A Hatfield Mass is, in the main, a sequence of ekphrastic poems written after Martyn Crucefix’s visit to a Henry Moore sculpture exhibition in Hatfield House, Hertfordshire (Crucefix has assured many interviewers that this is, in fact, his real name). Crucefix’s sixth published poetry collection is thus structured: six poems inspired by six Moore sculptures, and a coda evoked by the anonymous German libretto of Bach’s cantata “Ich habe genug…” (BWV 82). All of the pieces referenced in this collection have been photographed and are available online to observe in tandem with these poems. Crucefix has gained significant recognition with his 2006 Popescu Prize-shortlisted translation of Rilke’s Duino Elegies but he has also won numerous accolades, including an Eric Gregory award and a Hawthornden Fellowship. In contrast to his study of past masters perhaps, Crucefix’s own poetry is concerned only with the perception and physicality of the immediate. These are not just sculptures but subjects: subjects which spark a plethora of perception.

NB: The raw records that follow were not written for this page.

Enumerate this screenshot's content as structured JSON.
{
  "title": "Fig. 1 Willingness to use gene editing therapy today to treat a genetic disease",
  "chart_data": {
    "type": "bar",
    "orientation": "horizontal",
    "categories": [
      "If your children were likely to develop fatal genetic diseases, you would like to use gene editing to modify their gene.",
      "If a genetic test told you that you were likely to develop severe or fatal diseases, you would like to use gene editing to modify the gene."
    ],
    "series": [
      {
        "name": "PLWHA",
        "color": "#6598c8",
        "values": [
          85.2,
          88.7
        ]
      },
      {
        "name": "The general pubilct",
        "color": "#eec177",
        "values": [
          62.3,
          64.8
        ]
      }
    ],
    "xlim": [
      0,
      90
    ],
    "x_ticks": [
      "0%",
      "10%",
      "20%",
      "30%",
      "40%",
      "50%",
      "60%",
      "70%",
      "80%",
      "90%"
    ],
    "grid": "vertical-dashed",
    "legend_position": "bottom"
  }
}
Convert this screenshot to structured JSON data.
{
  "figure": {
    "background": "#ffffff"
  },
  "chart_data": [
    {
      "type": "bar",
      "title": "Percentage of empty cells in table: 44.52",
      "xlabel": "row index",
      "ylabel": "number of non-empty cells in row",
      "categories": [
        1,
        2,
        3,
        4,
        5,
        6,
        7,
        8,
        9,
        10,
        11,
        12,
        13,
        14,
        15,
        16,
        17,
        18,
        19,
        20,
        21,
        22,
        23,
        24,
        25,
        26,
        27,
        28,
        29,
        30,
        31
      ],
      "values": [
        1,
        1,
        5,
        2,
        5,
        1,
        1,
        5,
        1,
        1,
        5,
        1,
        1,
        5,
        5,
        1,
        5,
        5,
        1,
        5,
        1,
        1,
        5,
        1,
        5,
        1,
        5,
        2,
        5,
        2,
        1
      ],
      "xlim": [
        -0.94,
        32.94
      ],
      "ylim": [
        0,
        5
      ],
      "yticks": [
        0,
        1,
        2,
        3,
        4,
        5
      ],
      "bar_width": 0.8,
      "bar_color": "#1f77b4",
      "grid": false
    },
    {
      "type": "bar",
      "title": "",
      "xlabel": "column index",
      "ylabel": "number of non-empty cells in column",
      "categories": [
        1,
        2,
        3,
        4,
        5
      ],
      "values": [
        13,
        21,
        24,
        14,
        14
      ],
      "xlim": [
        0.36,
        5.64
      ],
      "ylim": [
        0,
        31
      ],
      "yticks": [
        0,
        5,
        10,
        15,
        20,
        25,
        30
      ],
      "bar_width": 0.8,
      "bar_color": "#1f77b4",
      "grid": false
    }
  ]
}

of taking note of the wren’s tick-ticking
the wren’s snicker animating the hedge
the chink of a blackbird in the holly tree
as a trickle of dry gravel shifts beneath
the walking-pace of passing tyres [.]
“Taking note” of the details, hooking himself into the present moment, Crucefix observes these sculptures. Compared to the “passing tyres”, he is stationary; everything observed is rendered in the present tense. In something akin to Ezra Pound and his imagist poetry, Crucefix is intent on capturing a moment, though unlike Pound he seems unable resist the temptation of drawing conclusions in final lines such as, “if not more beautiful we grow more rich”.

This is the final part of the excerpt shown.